The Laura Ingalls Wilder Award
Administered by the Association for Library Service to Children, a division of the American Library Association, the Laura Ingalls Wilder Award was first given to its namesake in 1954. The award, a bronze medal, honors an author or illustrator whose books, published in the United States, have made, over a period of years, a substantial and lasting contribution to literature for children.
Laura Ingalls Wilder
Laura Ingalls Wilder was born in 1867 in Wisconsin. She became an elementary school teacher, married, and moved to Mansfield, MO, in 1894, where she lived until her death at age 90.

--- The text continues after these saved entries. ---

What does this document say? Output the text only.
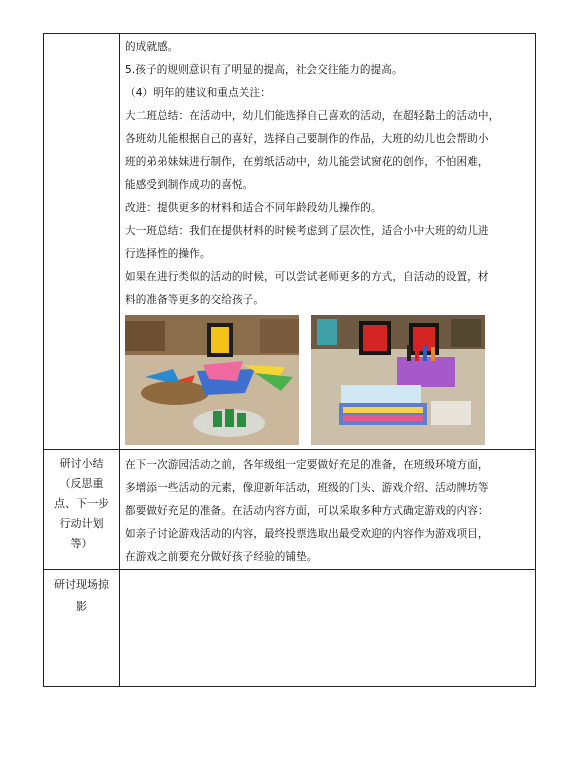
的成就感。

5.孩子的规则意识有了明显的提高，社会交往能力的提高。

（4）明年的建议和重点关注：

大二班总结：在活动中，幼儿们能选择自己喜欢的活动，在超轻黏土的活动中，

各班幼儿能根据自己的喜好，选择自己要制作的作品，大班的幼儿也会帮助小

班的弟弟妹妹进行制作，在剪纸活动中，幼儿能尝试窗花的创作，不怕困难，

能感受到制作成功的喜悦。

改进：提供更多的材料和适合不同年龄段幼儿操作的。

大一班总结：我们在提供材料的时候考虑到了层次性，适合小中大班的幼儿进

行选择性的操作。

如果在进行类似的活动的时候，可以尝试老师更多的方式，自活动的设置，材

料的准备等更多的交给孩子。

研讨小结
（反思重
点、下一步
行动计划
等）

在下一次游园活动之前，各年级组一定要做好充足的准备，在班级环境方面，

多增添一些活动的元素，像迎新年活动，班级的门头、游戏介绍、活动牌坊等

都要做好充足的准备。在活动内容方面，可以采取多种方式确定游戏的内容：

如亲子讨论游戏活动的内容，最终投票选取出最受欢迎的内容作为游戏项目，

在游戏之前要充分做好孩子经验的铺垫。

研讨现场掠
影
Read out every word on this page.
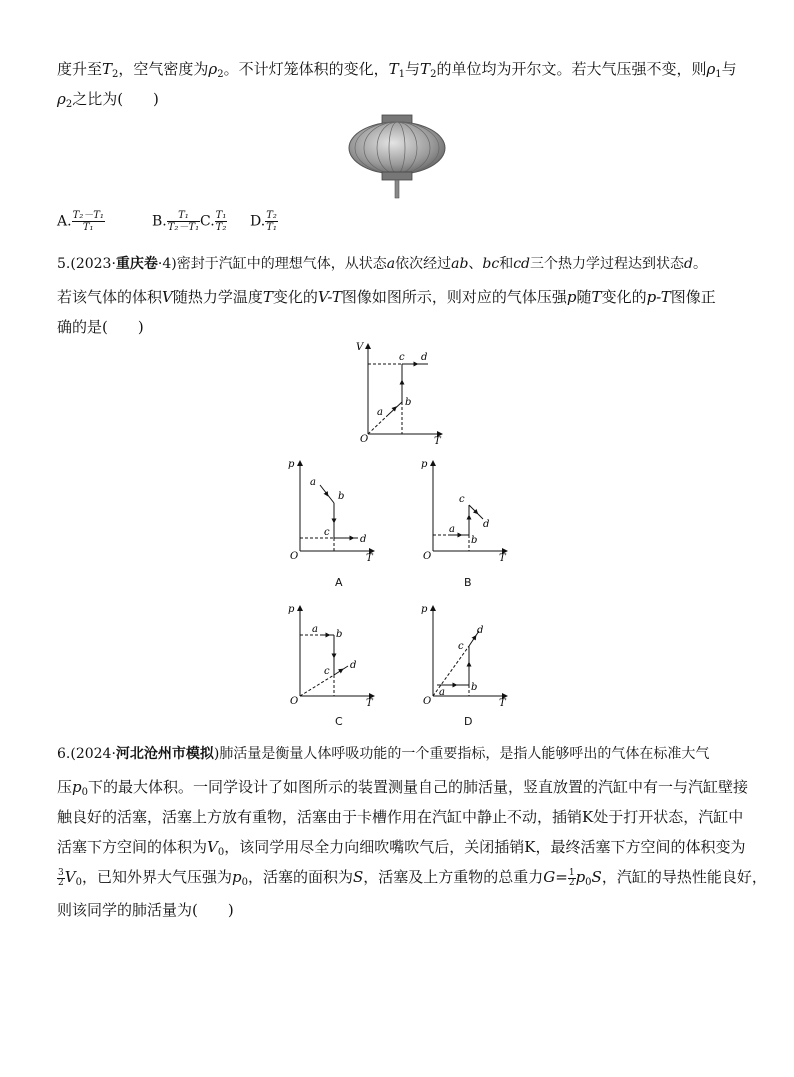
度升至$T_2$，空气密度为$\rho_2$。不计灯笼体积的变化，$T_1$与$T_2$的单位均为开尔文。若大气压强不变，则$\rho_1$与
$\rho_2$之比为(　　)
A. $\frac{\text{T₂－T₁}}{\text{T₁}}$	B. $\frac{\text{T₁}}{\text{T₂－T₁}} C$. $\frac{\text{T₁}}{\text{T₂}} D$. $\frac{\text{T₂}}{\text{T₁}}$
5.(2023·重庆卷·4)密封于汽缸中的理想气体，从状态a依次经过ab、bc和cd三个热力学过程达到状态d。
若该气体的体积V随热力学温度T变化的V-T图像如图所示，则对应的气体压强p随T变化的p-T图像正
确的是(　　)
V
T
O
a
b
c d
p
T
O
a
b
c
d
A
p
T
O
a
b
c
d
B
p
T
O
a b
c
d
C
p
T
O
a	b
c
d
D
6.(2024·河北沧州市模拟)肺活量是衡量人体呼吸功能的一个重要指标，是指人能够呼出的气体在标准大气
压$p_0$下的最大体积。一同学设计了如图所示的装置测量自己的肺活量，竖直放置的汽缸中有一与汽缸壁接
触良好的活塞，活塞上方放有重物，活塞由于卡槽作用在汽缸中静止不动，插销K处于打开状态，汽缸中
活塞下方空间的体积为$V_0$，该同学用尽全力向细吹嘴吹气后，关闭插销K，最终活塞下方空间的体积变为
$\frac{3}{2} V_0$，已知外界大气压强为$p_0$，活塞的面积为S，活塞及上方重物的总重力$G= \frac{1}{2} p_0S$，汽缸的导热性能良好，
则该同学的肺活量为(　　)
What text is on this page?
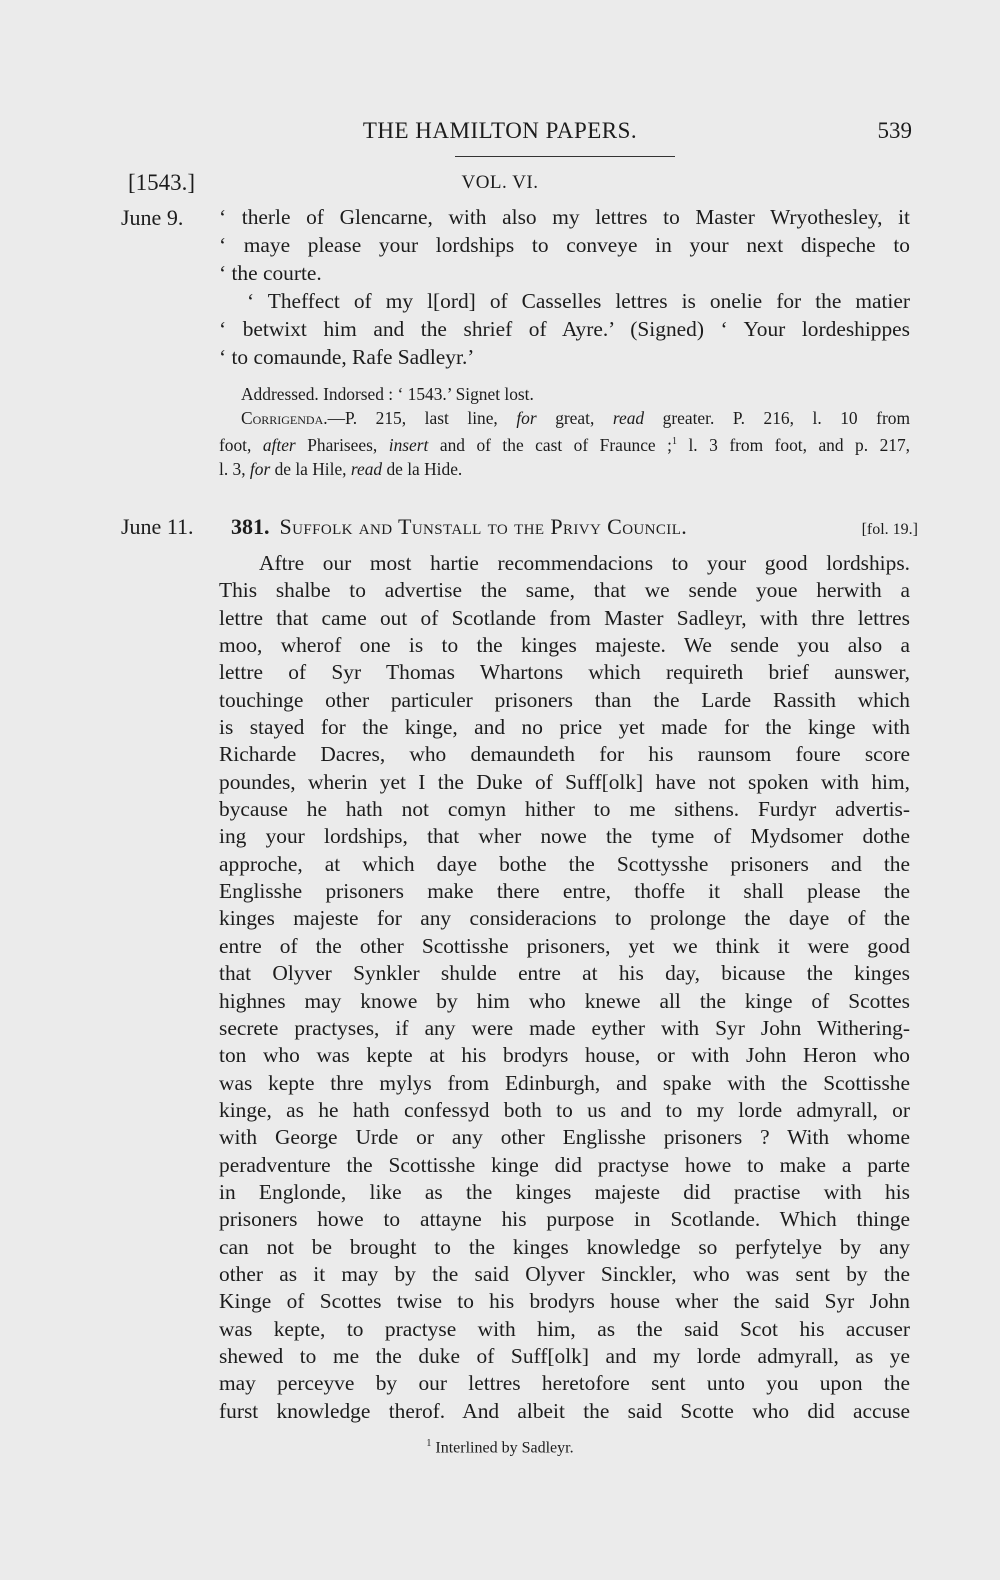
THE HAMILTON PAPERS.	539
[1543.]	VOL. VI.
June 9. ‘ therle of Glencarne, with also my lettres to Master Wryothesley, it
‘ maye please your lordships to conveye in your next dispeche to
‘ the courte.
‘ Theffect of my l[ord] of Casselles lettres is onelie for the matier
‘ betwixt him and the shrief of Ayre.’ (Signed) ‘ Your lordeshippes
‘ to comaunde, Rafe Sadleyr.’
Addressed. Indorsed : ‘ 1543.’ Signet lost.
Corrigenda.—P. 215, last line, for great, read greater. P. 216, l. 10 from
foot, after Pharisees, insert and of the cast of Fraunce ;$^1$ l. 3 from foot, and p. 217,
l. 3, for de la Hile, read de la Hide.
June 11. 381. Suffolk and Tunstall to the Privy Council.	[fol. 19.]
Aftre our most hartie recommendacions to your good lordships.
This shalbe to advertise the same, that we sende youe herwith a
lettre that came out of Scotlande from Master Sadleyr, with thre lettres
moo, wherof one is to the kinges majeste. We sende you also a
lettre of Syr Thomas Whartons which requireth brief aunswer,
touchinge other particuler prisoners than the Larde Rassith which
is stayed for the kinge, and no price yet made for the kinge with
Richarde Dacres, who demaundeth for his raunsom foure score
poundes, wherin yet I the Duke of Suff[olk] have not spoken with him,
bycause he hath not comyn hither to me sithens. Furdyr advertis-
ing your lordships, that wher nowe the tyme of Mydsomer dothe
approche, at which daye bothe the Scottysshe prisoners and the
Englisshe prisoners make there entre, thoffe it shall please the
kinges majeste for any consideracions to prolonge the daye of the
entre of the other Scottisshe prisoners, yet we think it were good
that Olyver Synkler shulde entre at his day, bicause the kinges
highnes may knowe by him who knewe all the kinge of Scottes
secrete practyses, if any were made eyther with Syr John Withering-
ton who was kepte at his brodyrs house, or with John Heron who
was kepte thre mylys from Edinburgh, and spake with the Scottisshe
kinge, as he hath confessyd both to us and to my lorde admyrall, or
with George Urde or any other Englisshe prisoners ? With whome
peradventure the Scottisshe kinge did practyse howe to make a parte
in Englonde, like as the kinges majeste did practise with his
prisoners howe to attayne his purpose in Scotlande. Which thinge
can not be brought to the kinges knowledge so perfytelye by any
other as it may by the said Olyver Sinckler, who was sent by the
Kinge of Scottes twise to his brodyrs house wher the said Syr John
was kepte, to practyse with him, as the said Scot his accuser
shewed to me the duke of Suff[olk] and my lorde admyrall, as ye
may perceyve by our lettres heretofore sent unto you upon the
furst knowledge therof. And albeit the said Scotte who did accuse
$^1$ Interlined by Sadleyr.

Wilder's first book, The Little House in the Big Woods (1932), was published when she was 65. It began the story of five-year-old Laura and her family in the Wisconsin woods. Her other publications include Farmer Boy (1933), Little House on the Prairie (1935), On the Banks of Plum Creek (1937), and By the Shores of Silver Lake (1939).
Wilder wrote about home and the family primarily to entertain. She was interested in providing her young readers with information on how life was lived by their ancestors. Wilder's books were not about the country's leaders; they were about the country's people. Winners are announced at the ALA Midwinter Meeting and receive the medal at the Annual Conference in June.
Between 1960 and 1980, the Wilder Award was given every five years. From 1980 to 2001, it was awarded every three years. Beginning in 2001, it has been awarded every two years.